小林製薬の小林一雅会長Photo by Hiroki Kondo

小林製薬といえば、ユニークな新商品を次々と生み出し、インパクトのある宣伝を行うなどマーケティングに長けた会社として知られている。今でこそ、日用品・大衆薬の有名メーカーだが、もともとは医薬品の卸売業であり、将来の生き残りを懸けてメーカーに事業転換したという経緯がある。小林一雅会長は、その「メーカー化」を軌道に乗せて、成功させた。まずは、そのきっかけについて語ってもらおう。

おやじを尊敬していたが
一度だけ衝突したことがあった

「将来は会社を頼む」――。

 おやじが生きていた頃、何度も言われた。だから私は、家業を継ぐのは当然と考え、経営者としてのおやじの後ろ姿を見ながら育った。息子の私がひいき目に見ても能力の高い人だった。唯一問題があったとしたら47歳の若さで亡くなったことだろう。
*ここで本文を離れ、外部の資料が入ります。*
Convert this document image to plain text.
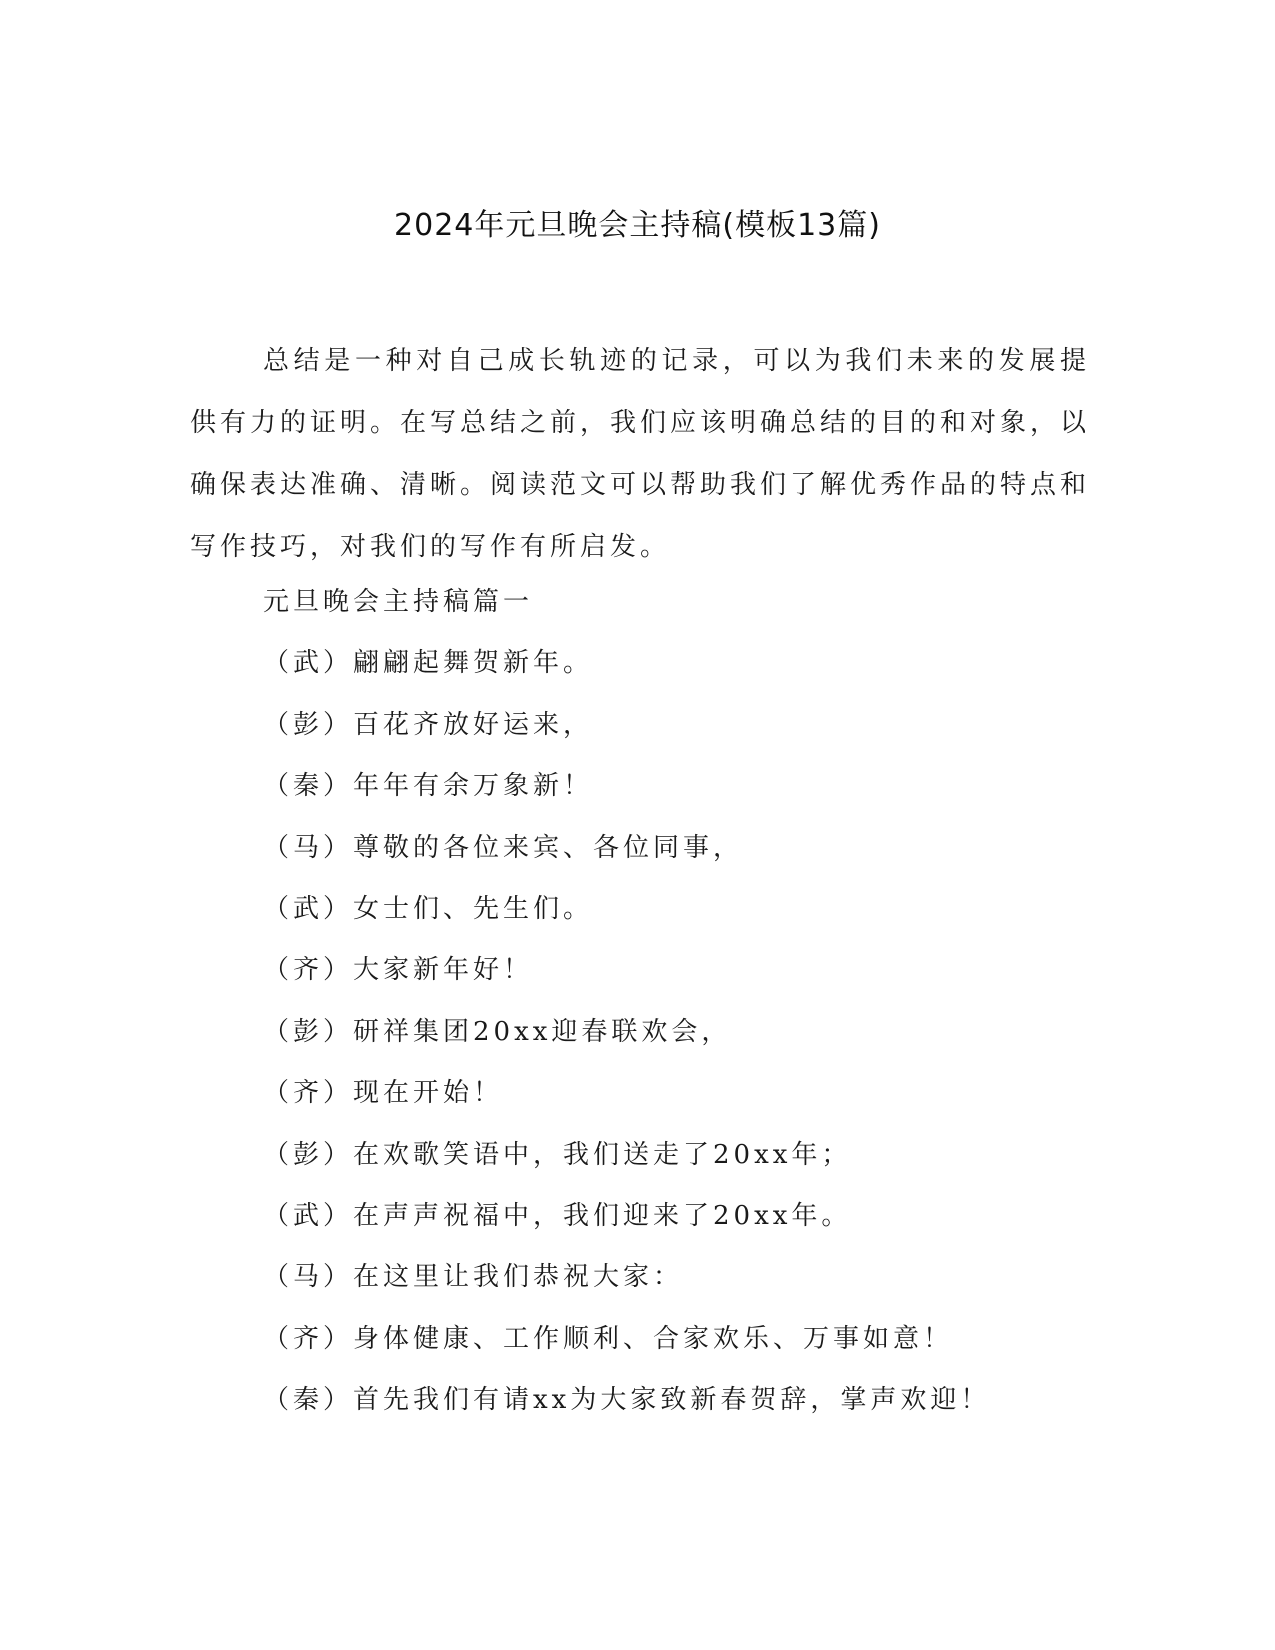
2024年元旦晚会主持稿(模板13篇)

总结是一种对自己成长轨迹的记录，可以为我们未来的发展提供有力的证明。在写总结之前，我们应该明确总结的目的和对象，以确保表达准确、清晰。阅读范文可以帮助我们了解优秀作品的特点和写作技巧，对我们的写作有所启发。

元旦晚会主持稿篇一

（武）翩翩起舞贺新年。

（彭）百花齐放好运来，

（秦）年年有余万象新！

（马）尊敬的各位来宾、各位同事，

（武）女士们、先生们。

（齐）大家新年好！

（彭）研祥集团20xx迎春联欢会，

（齐）现在开始！

（彭）在欢歌笑语中，我们送走了20xx年；

（武）在声声祝福中，我们迎来了20xx年。

（马）在这里让我们恭祝大家：

（齐）身体健康、工作顺利、合家欢乐、万事如意！

（秦）首先我们有请xx为大家致新春贺辞，掌声欢迎！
胃がんで、病気が発見されたときにはもう手遅れだった。

 とにかく真面目。人一倍仕事が好きで、家でも仕事の話ばかり。そんなおやじを私はひそかに尊敬していたが、一度だけ衝突したことがあった。甲南高校の3年生のときだ。

 私は2代目社長、小林三郎の長男として兵庫県宝塚市で育った。中学3年生の頃にフィギュアスケートに出合い、高校2年生からは大阪の梅田スケートリンクまで毎週レッスンに通ってひたすら練習に打ち込んでいた。努力が実り、高校3年生の12月にはインターハイに出場、翌年1月には国体にも出て、全国7位か8位の成績を収めた。すると、スケートを教えてくれた先輩が「甲南大学のスケート部で一緒にスケートをやろう」と声をかけてくれた。

 甲南大学には受験しなくても進学できる。

 しかしおやじは大阪市立大学を出ており、「お前は国立大学を目指せ」と常々言っていたし、私自身も受験クラスで、先輩から誘われるまでは地元の神戸大学を受けるつもりでいた。だが、調べてみると、神戸大にも他の国立大学にもスケート部がない。どうしてもスケートがやりたかったので「甲南大に行く」と宣言すると大喧嘩(げんか)になった。